Defining Web 2.0
Richard McManus has
posted on various definitions of Web 2.0. Many are hopeful we're in a second wave of excitement about the web, ebusiness, etc., that will lead to and economic boom like the 90s. In a nutshell, here's my definition (cut and pasted, for the most part, from an e-mail conversation I had with RM)
I think the first wave was the technical layer-- the establishment of the code (kind of in a Lessig sense), the exploration of the technology. I think web 2.0 is the semantic web, social networking, folksonomy, blogs, wikis -- more what Berners-Lee talks about. There's some code involved, but it's more about the content and connectivity.
So from a library-type point of view, this is just a technology to better enable what we've been doing all along.

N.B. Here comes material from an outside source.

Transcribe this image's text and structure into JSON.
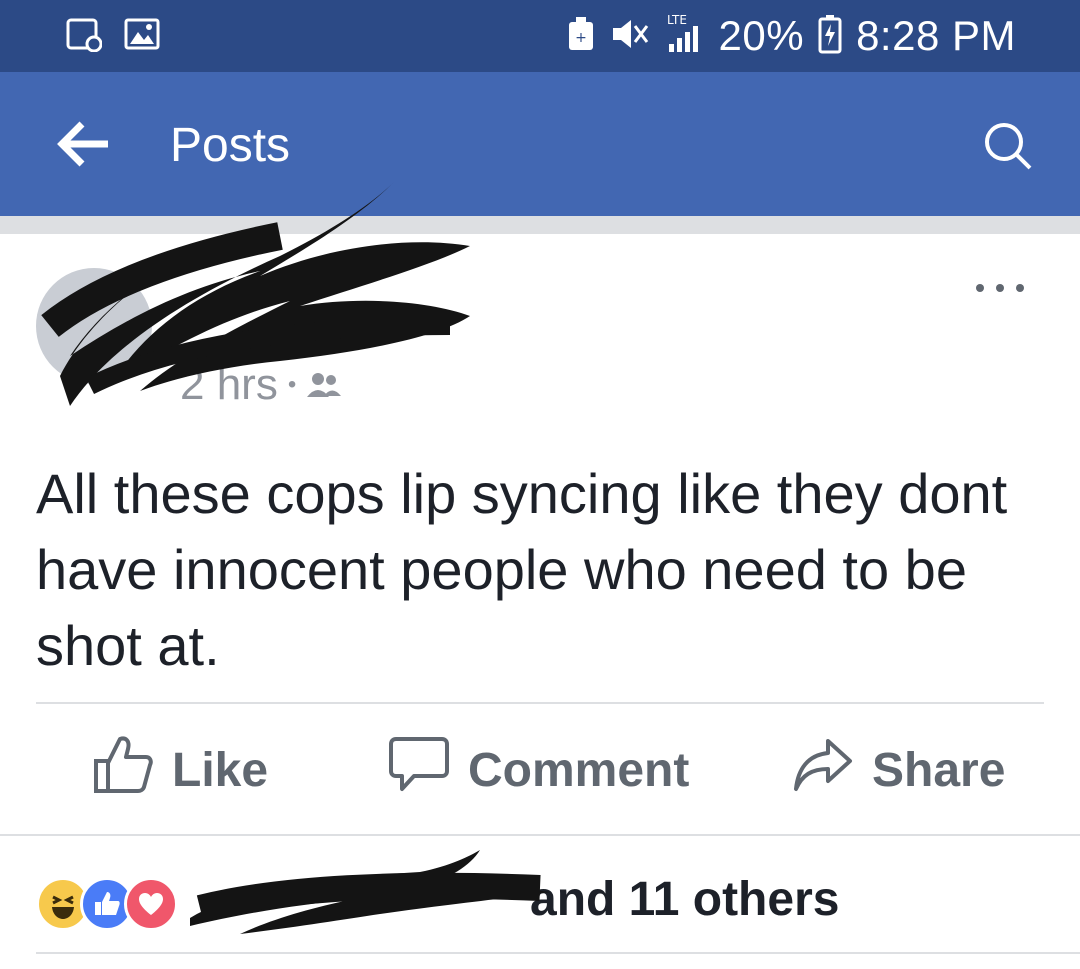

We've been indexing articles for access for 150 years. Making hyperlinks (see also, used for, BT, NT, RT), using metadata... Many librarians don't see folksonomy as something fundamentally new. We've been there, and found that having professionally built taxonomies and controlled vocabulary to be more efficient and work better.
Now that I think about it a little more, there's something here about the commons vs. the ownership of the system by the elites. There's an idea that folksonomies are evidence of a backlash against THE MAN controlling information. Assignment of terms to an item happens after its creation and shouldn't interfere with the creative process. It's done to provide access and aggregation to the item. Your choice of tags reveals your judgment of the item. An example from library land: feng shui used to be in the 133s with the talking-to-dead-people books. It's now in the 740s with the decorating-your-house books. It went mainstream. Choosing terms from a carefully prepared list doesn't exactly stifle creativity.
I don't believe that control of the classification system by established experts is inherently evil. It is more like a benevolent oligarchy.